Fill the gallon container almost full of the potting soil and add the slow-release fertilizer according to label directions. Plant the pineapple top just deep enough to cover the exposed stem firming the soil around it to make it stable. If necessary, you can insert two or three pencils in the soil to hold the top in place. Water the plant thoroughly and place it in a shady area outside to root. The crown should root in a couple of weeks.

After the crown is rooted, move the plant into part sun for a week, and then move it into full sun. Grow your pineapple in full sun outside throughout the summer and fall, keeping it well watered.

In three to four months, the plant will have outgrown the gallon pot. At this time, shift it to a three-gallon-sized container using the same well-drained potting soil and some more slow-release fertilizer. The plant will produce its fruit in this pot. The larger pot is important. If kept in a small pot, the plant will produce a smaller, poorer-quality fruit. Overwinter the plant in a greenhouse or in a sunny window.

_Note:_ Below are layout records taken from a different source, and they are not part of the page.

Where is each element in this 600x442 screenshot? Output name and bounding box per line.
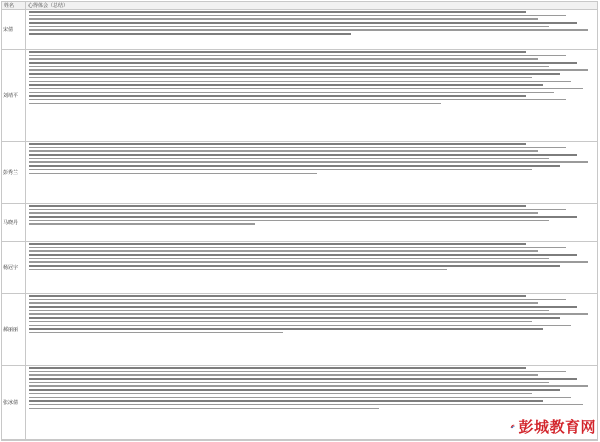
row-name: 宋倩 (2, 10, 26, 50)
row-text (26, 294, 597, 366)
text-line-placeholder (29, 154, 577, 156)
text-line-placeholder (29, 317, 560, 319)
text-line-placeholder (29, 306, 577, 308)
text-line-placeholder (29, 385, 588, 387)
text-line-placeholder (29, 22, 577, 24)
row-text (26, 204, 597, 242)
row-name: 彭秀兰 (2, 142, 26, 204)
text-line-placeholder (29, 310, 549, 312)
text-line-placeholder (29, 258, 549, 260)
text-line-placeholder (29, 332, 283, 334)
text-line-placeholder (29, 92, 554, 94)
text-line-placeholder (29, 84, 543, 86)
text-line-placeholder (29, 147, 566, 149)
text-line-placeholder (29, 73, 560, 75)
text-line-placeholder (29, 261, 588, 263)
text-line-placeholder (29, 321, 532, 323)
row-name: 张冰倩 (2, 366, 26, 440)
text-line-placeholder (29, 269, 447, 271)
text-line-placeholder (29, 69, 588, 71)
text-line-placeholder (29, 33, 351, 35)
text-line-placeholder (29, 325, 571, 327)
text-line-placeholder (29, 51, 526, 53)
row-name: 郝丽丽 (2, 294, 26, 366)
text-line-placeholder (29, 397, 571, 399)
text-line-placeholder (29, 158, 549, 160)
text-line-placeholder (29, 81, 571, 83)
text-line-placeholder (29, 374, 538, 376)
text-line-placeholder (29, 389, 560, 391)
text-line-placeholder (29, 404, 583, 406)
document-table (1, 1, 598, 441)
watermark (510, 413, 596, 439)
text-line-placeholder (29, 223, 255, 225)
text-line-placeholder (29, 169, 532, 171)
text-line-placeholder (29, 26, 549, 28)
text-line-placeholder (29, 371, 566, 373)
text-line-placeholder (29, 58, 538, 60)
row-name: 杨冠宇 (2, 242, 26, 294)
watermark-text: 彭城教育网 (518, 417, 596, 436)
text-line-placeholder (29, 143, 526, 145)
text-line-placeholder (29, 367, 526, 369)
text-line-placeholder (29, 400, 543, 402)
text-line-placeholder (29, 328, 543, 330)
header-name: 姓名 (2, 2, 26, 10)
text-line-placeholder (29, 265, 560, 267)
text-line-placeholder (29, 77, 532, 79)
text-line-placeholder (29, 216, 577, 218)
text-line-placeholder (29, 243, 526, 245)
text-line-placeholder (29, 209, 566, 211)
row-name: 刘靖平 (2, 50, 26, 142)
text-line-placeholder (29, 88, 583, 90)
text-line-placeholder (29, 18, 538, 20)
text-line-placeholder (29, 302, 538, 304)
text-line-placeholder (29, 15, 566, 17)
text-line-placeholder (29, 62, 577, 64)
text-line-placeholder (29, 99, 566, 101)
row-name: 马晓丹 (2, 204, 26, 242)
text-line-placeholder (29, 299, 566, 301)
text-line-placeholder (29, 150, 538, 152)
text-line-placeholder (29, 250, 538, 252)
text-line-placeholder (29, 161, 588, 163)
text-line-placeholder (29, 29, 588, 31)
text-line-placeholder (29, 103, 441, 105)
text-line-placeholder (29, 11, 526, 13)
watermark-logo-icon (510, 414, 515, 438)
text-line-placeholder (29, 165, 560, 167)
text-line-placeholder (29, 212, 538, 214)
text-line-placeholder (29, 408, 379, 410)
text-line-placeholder (29, 205, 526, 207)
text-line-placeholder (29, 254, 577, 256)
text-line-placeholder (29, 378, 577, 380)
text-line-placeholder (29, 55, 566, 57)
text-line-placeholder (29, 173, 317, 175)
text-line-placeholder (29, 382, 549, 384)
row-text (26, 50, 597, 142)
row-text (26, 142, 597, 204)
text-line-placeholder (29, 95, 526, 97)
text-line-placeholder (29, 295, 526, 297)
text-line-placeholder (29, 393, 532, 395)
text-line-placeholder (29, 313, 588, 315)
text-line-placeholder (29, 66, 549, 68)
header-text: 心得体会（总结） (26, 2, 597, 10)
text-line-placeholder (29, 247, 566, 249)
text-line-placeholder (29, 220, 549, 222)
row-text (26, 242, 597, 294)
row-text (26, 10, 597, 50)
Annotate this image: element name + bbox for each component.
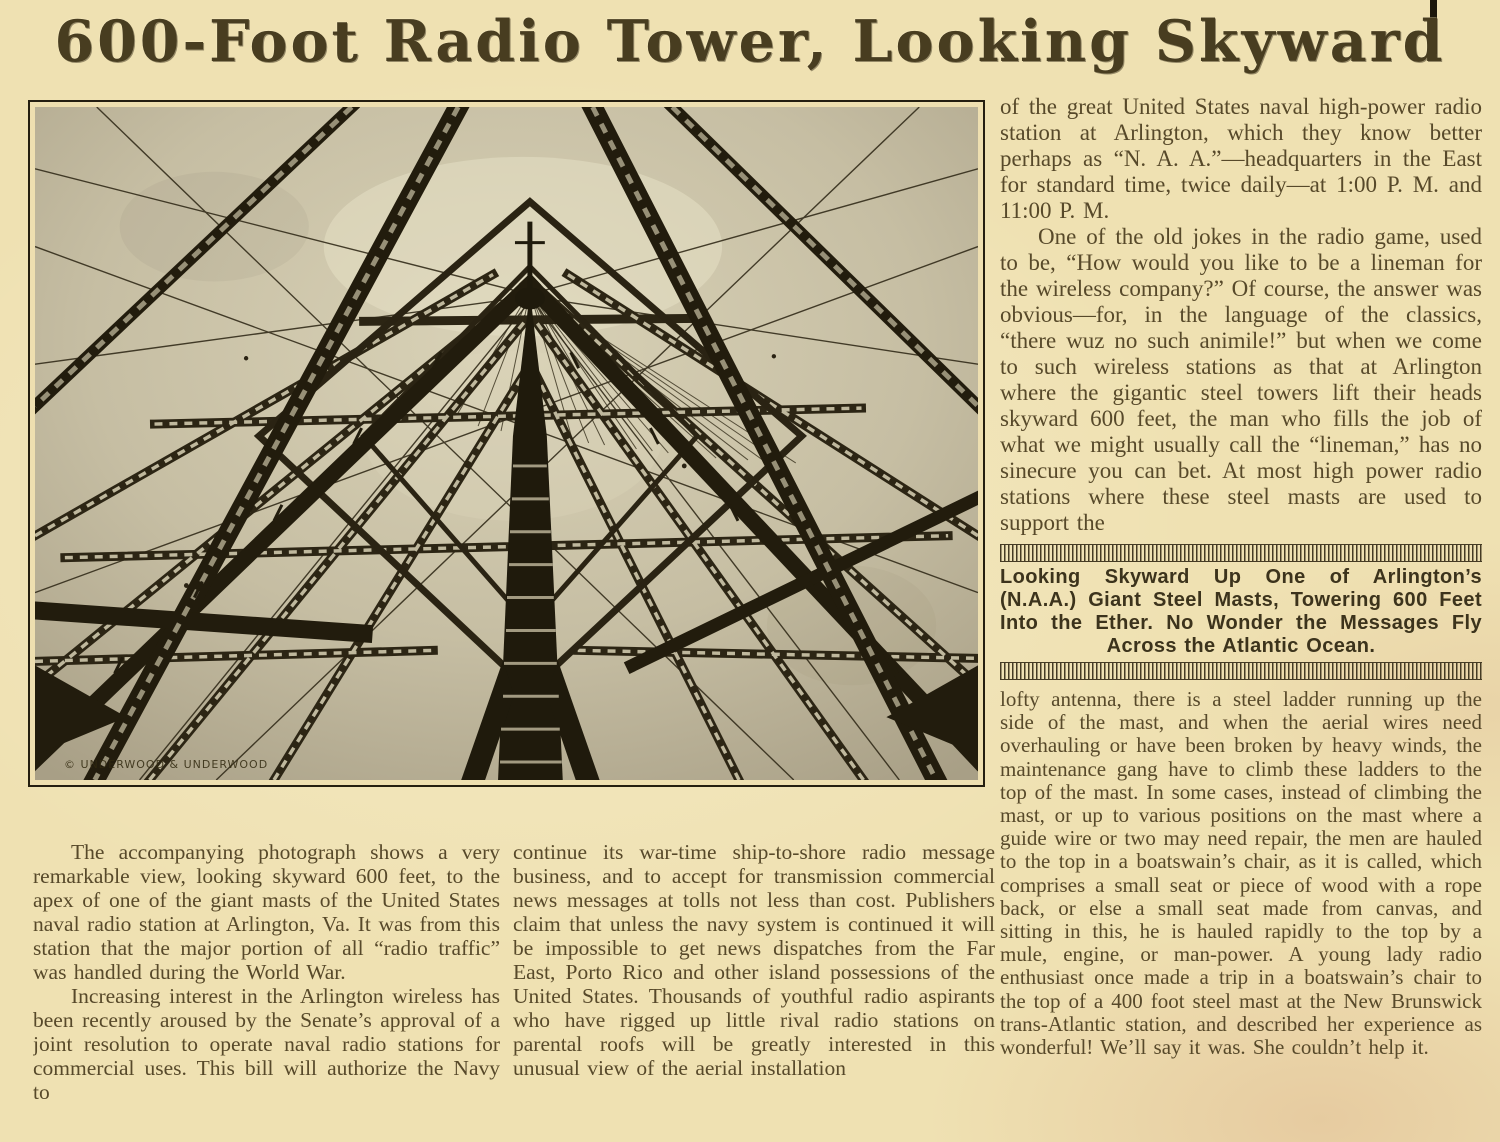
caption-rule-bottom: [1000, 662, 1482, 680]
paragraph: The accompanying photograph shows a very remarkable view, looking skyward 600 feet, to the apex of one of the giant masts of the United States naval radio station at Arlington, Va. It was from this station that the major portion of all “radio traffic” was handled during the World War.: [33, 840, 500, 984]
photo-credit: © UNDERWOOD & UNDERWOOD: [64, 758, 269, 771]
bottom-columns: [33, 840, 995, 1135]
tower-photo: [28, 100, 985, 787]
photo-caption: [1000, 544, 1482, 680]
paragraph: Increasing interest in the Arlington wireless has been recently aroused by the Senate’s approval of a joint resolution to operate naval radio stations for commercial uses. This bill will authorize the Navy to: [33, 984, 500, 1104]
caption-text: Looking Skyward Up One of Arlington’s (N.A.A.) Giant Steel Masts, Towering 600 Feet Into the Ether. No Wonder the Messages Fly Across the Atlantic Ocean.: [1000, 566, 1482, 657]
page-title: 600-Foot Radio Tower, Looking Skyward: [54, 8, 1446, 75]
paragraph: One of the old jokes in the radio game, used to be, “How would you like to be a lineman for the wireless company?” Of course, the answer was obvious—for, in the language of the classics, “there wuz no such animile!” but when we come to such wireless stations as that at Arlington where the gigantic steel towers lift their heads skyward 600 feet, the man who fills the job of what we might usually call the “lineman,” has no sinecure you can bet. At most high power radio stations where these steel masts are used to support the: [1000, 224, 1482, 535]
right-column: [1000, 94, 1482, 1138]
paragraph: lofty antenna, there is a steel ladder running up the side of the mast, and when the aerial wires need overhauling or have been broken by heavy winds, the maintenance gang have to climb these ladders to the top of the mast. In some cases, instead of climbing the mast, or up to various positions on the mast where a guide wire or two may need repair, the men are hauled to the top in a boatswain’s chair, as it is called, which comprises a small seat or piece of wood with a rope back, or else a small seat made from canvas, and sitting in this, he is hauled rapidly to the top by a mule, engine, or man-power. A young lady radio enthusiast once made a trip in a boatswain’s chair to the top of a 400 foot steel mast at the New Brunswick trans-Atlantic station, and described her experience as wonderful! We’ll say it was. She couldn’t help it.: [1000, 687, 1482, 1060]
paragraph: continue its war-time ship-to-shore radio message business, and to accept for transmission commercial news messages at tolls not less than cost. Publishers claim that unless the navy system is continued it will be impossible to get news dispatches from the Far East, Porto Rico and other island possessions of the United States. Thousands of youthful radio aspirants who have rigged up little rival radio stations on parental roofs will be greatly interested in this unusual view of the aerial installation: [513, 840, 995, 1080]
paragraph: of the great United States naval high-power radio station at Arlington, which they know better perhaps as “N. A. A.”—headquarters in the East for standard time, twice daily—at 1:00 P. M. and 11:00 P. M.: [1000, 94, 1482, 223]
middle-column: [513, 840, 995, 1135]
left-column: [33, 840, 500, 1135]
tower-photo-image: [35, 107, 978, 780]
caption-rule-top: [1000, 544, 1482, 562]
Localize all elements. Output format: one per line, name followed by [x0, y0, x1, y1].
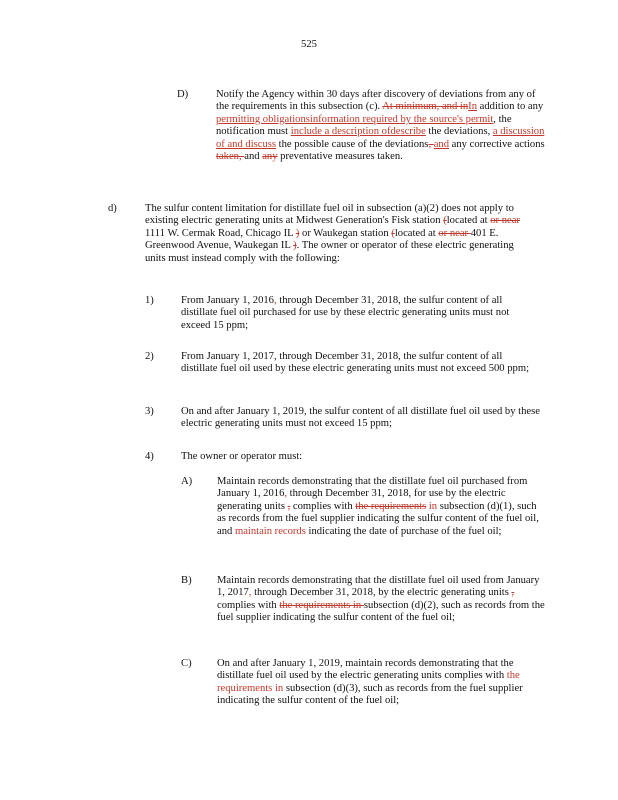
deleted-text: (: [443, 215, 447, 227]
item-text: [181, 406, 541, 431]
text-segment: complies with: [290, 500, 356, 512]
revised-text: in: [426, 500, 438, 512]
text-segment: any corrective actions: [449, 138, 545, 150]
item-label: A): [181, 476, 193, 487]
item-label: 3): [145, 406, 154, 417]
text-segment: through December 31, 2018, for use by the electric generating units: [217, 488, 506, 512]
page-number: 525: [301, 39, 317, 50]
text-segment: The sulfur content limitation for distillate fuel oil in subsection (a)(2) does not apply to existing electric generating units at Midwest Generation's Fisk station: [145, 203, 514, 227]
item-text: [217, 575, 547, 625]
item-text: [217, 476, 547, 538]
revised-text: ,: [284, 488, 288, 500]
deleted-text: ,: [428, 138, 434, 150]
inserted-text: include a description of: [290, 126, 391, 138]
text-segment: The owner or operator must:: [181, 451, 303, 462]
text-segment: through December 31, 2018, the sulfur content of all distillate fuel oil purchased for use by these electric generating units must not exceed 15 ppm;: [181, 295, 510, 331]
deleted-text: ): [295, 227, 300, 239]
item-label: D): [177, 89, 189, 100]
text-segment: . The owner or operator of these electric generating units must instead comply with the following:: [145, 240, 514, 264]
inserted-text: a discussion of and discuss: [216, 126, 545, 150]
item-label: d): [108, 203, 117, 214]
text-segment: through December 31, 2018, by the electric generating units: [251, 587, 512, 599]
inserted-text: permitting obligations: [216, 113, 310, 125]
text-segment: On and after January 1, 2019, maintain records demonstrating that the distillate fuel oil used by the electric generating units complies with: [217, 658, 514, 682]
deleted-text: or near: [490, 215, 520, 227]
deleted-text: the requirements: [355, 500, 427, 512]
revised-text: maintain records: [234, 525, 306, 537]
text-segment: preventative measures taken.: [277, 151, 403, 163]
text-segment: the deviations,: [425, 126, 493, 138]
text-segment: or Waukegan station: [299, 227, 392, 239]
inserted-text: and: [433, 138, 450, 150]
text-segment: From January 1, 2017, through December 31, 2018, the sulfur content of all distillate fuel oil used by these electric generating units must not exceed 500 ppm;: [181, 351, 530, 375]
revised-text: ,: [273, 295, 277, 306]
item-text: [181, 451, 541, 463]
text-segment: Maintain records demonstrating that the distillate fuel oil used from January 1, 2017: [217, 575, 540, 599]
text-segment: Maintain records demonstrating that the distillate fuel oil purchased from January 1, 2016: [217, 476, 528, 500]
deleted-text: At minimum, and in: [382, 101, 469, 113]
text-segment: , the notification must: [216, 113, 512, 138]
item-text: [181, 351, 541, 376]
item-text: [145, 203, 525, 265]
inserted-text: describe: [390, 126, 426, 138]
text-segment: indicating the date of purchase of the fuel oil;: [305, 525, 502, 537]
text-segment: Notify the Agency within 30 days after discovery of deviations from any of the requirements in this subsection (c).: [216, 89, 536, 113]
text-segment: located at: [394, 227, 439, 239]
deleted-text: any: [262, 151, 278, 163]
deleted-text: ,: [287, 500, 291, 512]
text-segment: From January 1, 2016: [181, 295, 274, 306]
item-label: B): [181, 575, 192, 586]
text-segment: subsection (d)(3), such as records from the fuel supplier indicating the sulfur content of the fuel oil;: [217, 682, 523, 707]
deleted-text: taken,: [216, 151, 245, 163]
text-segment: and: [244, 151, 263, 163]
text-segment: On and after January 1, 2019, the sulfur content of all distillate fuel oil used by these electric generating units must not exceed 15 ppm;: [181, 406, 540, 430]
item-text: [216, 89, 546, 163]
text-segment: subsection (d)(1), such as records from the fuel supplier indicating the sulfur content of the fuel oil, and: [217, 500, 539, 537]
deleted-text: ): [293, 240, 297, 252]
inserted-text: In: [468, 101, 477, 113]
item-label: 4): [145, 451, 154, 462]
item-label: 2): [145, 351, 154, 362]
item-label: C): [181, 658, 192, 669]
inserted-text: information required by the source's permit: [309, 113, 494, 125]
text-segment: the possible cause of the deviations: [276, 138, 429, 150]
deleted-text: the requirements in: [279, 599, 364, 611]
deleted-text: or near: [438, 227, 471, 239]
revised-text: ,: [248, 587, 252, 599]
text-segment: located at: [446, 215, 491, 227]
deleted-text: (: [391, 227, 395, 239]
revised-text: the requirements in: [217, 670, 520, 694]
text-segment: subsection (d)(2), such as records from the fuel supplier indicating the sulfur content of the fuel oil;: [217, 599, 545, 624]
item-text: [217, 658, 547, 708]
text-segment: complies with: [217, 599, 280, 611]
item-text: [181, 295, 541, 332]
item-label: 1): [145, 295, 154, 306]
text-segment: addition to any: [477, 101, 544, 113]
text-segment: 1111 W. Cermak Road, Chicago IL: [145, 227, 296, 239]
text-segment: 401 E. Greenwood Avenue, Waukegan IL: [145, 227, 499, 252]
deleted-text: ,: [511, 587, 515, 599]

By the second summer, the original small crown should have grown into a large, handsome plant about 2 feet across. At this stage, your plant should flower. The first sign of flowering is a bright red color in the center of the plant. Soon, a stalk will appear with lavender flowers peeking out from a structure at the top shaped like a small pineapple. This structure will develop into the fruit. From flowering to ripe fruit takes about five months.